Probably the best-known Croatian region to American tourists is Dalmatia. Known as the “Pearl of the Adriatic,” the famous historic walled city of Dubrovnik is frequented by cruise ships and featured in movies. However there is so much more to the history, culture, and nature of this part of Croatia. It contains limestone cliffs, tiny villages, 233 miles of coastline, and a treasure chest full of some of the most beautiful islands on earth.
The name Dalmatia comes from the Illyrian tribe Dalmatae. This beautiful maritime region has been hotly contested throughout history and, as in other parts of Croatia, it once had a strong Roman presence. Roman Emperor Diocletian is said to have been born in Dalmatia, and he built his fortified retirement palace in Split, which is an integral part of the city’s center today.
The Slavs entered the picture in the beginning of the 7th century AD. In the 9th century, Croats formed the Principality of Dalmatian Croatia, which stretched along the entire coastline of today’s Croatia. They developed their own language, fortified their towns, became Christianized, and formed commercial and sometimes stormy political alliances with their neighbors.

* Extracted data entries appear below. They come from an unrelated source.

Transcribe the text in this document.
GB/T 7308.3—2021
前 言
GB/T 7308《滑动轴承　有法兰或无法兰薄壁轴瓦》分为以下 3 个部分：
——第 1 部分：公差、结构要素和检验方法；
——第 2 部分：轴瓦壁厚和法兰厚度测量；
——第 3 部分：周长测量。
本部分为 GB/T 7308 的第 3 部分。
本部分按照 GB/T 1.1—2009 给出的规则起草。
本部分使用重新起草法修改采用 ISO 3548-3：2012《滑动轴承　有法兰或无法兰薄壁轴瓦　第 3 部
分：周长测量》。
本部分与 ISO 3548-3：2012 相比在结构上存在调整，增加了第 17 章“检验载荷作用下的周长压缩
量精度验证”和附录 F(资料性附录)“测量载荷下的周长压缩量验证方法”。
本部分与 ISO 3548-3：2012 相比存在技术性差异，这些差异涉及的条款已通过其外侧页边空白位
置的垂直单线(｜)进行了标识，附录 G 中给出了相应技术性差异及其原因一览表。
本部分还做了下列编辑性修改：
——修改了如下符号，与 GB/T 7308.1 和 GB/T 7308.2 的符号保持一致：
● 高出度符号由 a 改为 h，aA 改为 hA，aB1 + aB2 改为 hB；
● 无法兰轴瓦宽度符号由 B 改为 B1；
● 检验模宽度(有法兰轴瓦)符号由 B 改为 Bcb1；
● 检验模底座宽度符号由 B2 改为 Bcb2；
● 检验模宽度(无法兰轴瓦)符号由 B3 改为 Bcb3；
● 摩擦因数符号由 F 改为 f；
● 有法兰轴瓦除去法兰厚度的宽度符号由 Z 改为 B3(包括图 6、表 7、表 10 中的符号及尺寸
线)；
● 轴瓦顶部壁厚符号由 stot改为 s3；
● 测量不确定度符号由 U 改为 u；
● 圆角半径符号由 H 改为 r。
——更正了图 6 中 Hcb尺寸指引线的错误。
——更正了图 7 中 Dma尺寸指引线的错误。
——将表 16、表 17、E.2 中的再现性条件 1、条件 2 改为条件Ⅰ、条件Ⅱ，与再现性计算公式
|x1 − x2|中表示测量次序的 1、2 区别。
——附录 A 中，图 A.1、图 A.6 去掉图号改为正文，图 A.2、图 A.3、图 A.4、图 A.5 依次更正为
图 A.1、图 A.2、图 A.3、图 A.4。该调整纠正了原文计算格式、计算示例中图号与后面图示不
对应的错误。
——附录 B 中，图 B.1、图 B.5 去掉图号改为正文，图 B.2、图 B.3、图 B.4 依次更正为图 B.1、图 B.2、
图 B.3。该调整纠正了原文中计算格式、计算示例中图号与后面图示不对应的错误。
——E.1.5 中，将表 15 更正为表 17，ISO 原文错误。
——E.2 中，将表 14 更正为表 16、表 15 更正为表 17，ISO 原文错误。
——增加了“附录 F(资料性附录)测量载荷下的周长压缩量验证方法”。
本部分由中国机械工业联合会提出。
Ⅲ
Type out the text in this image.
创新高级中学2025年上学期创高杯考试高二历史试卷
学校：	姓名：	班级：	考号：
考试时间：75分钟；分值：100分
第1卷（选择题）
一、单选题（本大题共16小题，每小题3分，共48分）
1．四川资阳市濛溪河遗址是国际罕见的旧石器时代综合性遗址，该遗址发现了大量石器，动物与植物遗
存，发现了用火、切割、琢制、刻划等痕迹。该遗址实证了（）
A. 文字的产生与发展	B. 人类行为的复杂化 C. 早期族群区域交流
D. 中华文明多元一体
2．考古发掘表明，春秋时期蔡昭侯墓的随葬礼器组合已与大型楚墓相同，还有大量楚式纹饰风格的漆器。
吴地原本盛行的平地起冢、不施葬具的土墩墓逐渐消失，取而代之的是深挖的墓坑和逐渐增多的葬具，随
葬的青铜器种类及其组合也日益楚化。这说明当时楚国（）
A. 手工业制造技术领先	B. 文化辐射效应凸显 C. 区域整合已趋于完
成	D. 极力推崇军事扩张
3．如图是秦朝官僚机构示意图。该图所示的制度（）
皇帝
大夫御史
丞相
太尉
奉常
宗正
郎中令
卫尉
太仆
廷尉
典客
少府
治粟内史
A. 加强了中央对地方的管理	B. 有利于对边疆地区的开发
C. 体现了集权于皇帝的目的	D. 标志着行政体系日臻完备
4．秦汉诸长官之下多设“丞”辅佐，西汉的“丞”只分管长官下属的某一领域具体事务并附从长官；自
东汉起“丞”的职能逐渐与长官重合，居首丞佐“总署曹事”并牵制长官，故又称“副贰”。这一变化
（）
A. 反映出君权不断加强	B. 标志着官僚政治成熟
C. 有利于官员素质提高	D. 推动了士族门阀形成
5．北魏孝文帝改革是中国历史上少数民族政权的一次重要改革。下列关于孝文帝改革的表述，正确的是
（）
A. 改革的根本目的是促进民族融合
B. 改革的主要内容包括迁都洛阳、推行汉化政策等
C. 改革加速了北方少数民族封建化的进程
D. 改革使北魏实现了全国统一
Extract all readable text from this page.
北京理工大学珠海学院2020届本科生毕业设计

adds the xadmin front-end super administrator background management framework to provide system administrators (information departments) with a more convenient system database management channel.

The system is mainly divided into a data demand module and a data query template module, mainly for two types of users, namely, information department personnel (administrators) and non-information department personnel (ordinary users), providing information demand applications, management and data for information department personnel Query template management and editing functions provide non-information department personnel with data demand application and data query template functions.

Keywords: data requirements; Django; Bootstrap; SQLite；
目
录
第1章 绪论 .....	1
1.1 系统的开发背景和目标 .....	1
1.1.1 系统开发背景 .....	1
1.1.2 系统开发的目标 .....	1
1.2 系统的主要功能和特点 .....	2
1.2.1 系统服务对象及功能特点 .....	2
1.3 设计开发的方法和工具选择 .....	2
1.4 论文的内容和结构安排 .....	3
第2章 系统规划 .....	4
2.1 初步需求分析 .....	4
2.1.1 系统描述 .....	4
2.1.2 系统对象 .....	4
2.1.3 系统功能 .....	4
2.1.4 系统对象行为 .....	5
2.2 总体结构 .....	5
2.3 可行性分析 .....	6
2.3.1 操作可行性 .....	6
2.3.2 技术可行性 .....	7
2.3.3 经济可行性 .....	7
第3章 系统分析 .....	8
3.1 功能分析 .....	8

From 1358 until 1808, the Republic of Dubrovnik (also known as Ragusa) ruled a small, politically neutral area of Southern Dalmatia and became a successful commercial rival to Venice due to their mastery of seafaring. They traded all over the world, including in the Americas. Dubrovnik abolished slave trading in 1416, rose to economic prominence in the 15th and 16th centuries, and was distinguished by advances in public health, diplomacy, law, and literature. They adopted a white flag with the Latin word “Libertas” (liberty), which is still a motto for the city of Dubrovnik today.
Over the centuries, portions of the region passed to Venice, France, Austria, and Italy, and were eventually united under Yugoslavia. In the late-20th-century Croatian War of Independence, Dalmatia became a bloody battleground with Serbia; the scars are still visible today.
During the summer, cruise ships overrun Dubrovnik; come in the off-season and you will practically have the Old City to yourself. The Festivity of Saint Blaise, patron saint of Dubrovnik, has been held on February 3rd continuously since the year 972. Visit Saint Nicholas Church in Čilipi to see a folklore museum and watch traditional dances, and to find beautiful handmade embroidery. And when you make your way north to Zadar, be sure to experience the music of the Morske Orgulje (Sea Organ) on the waterfront—then stay for sunset when Pozdrav Suncu (Greeting to the Sun) comes alive with color and light.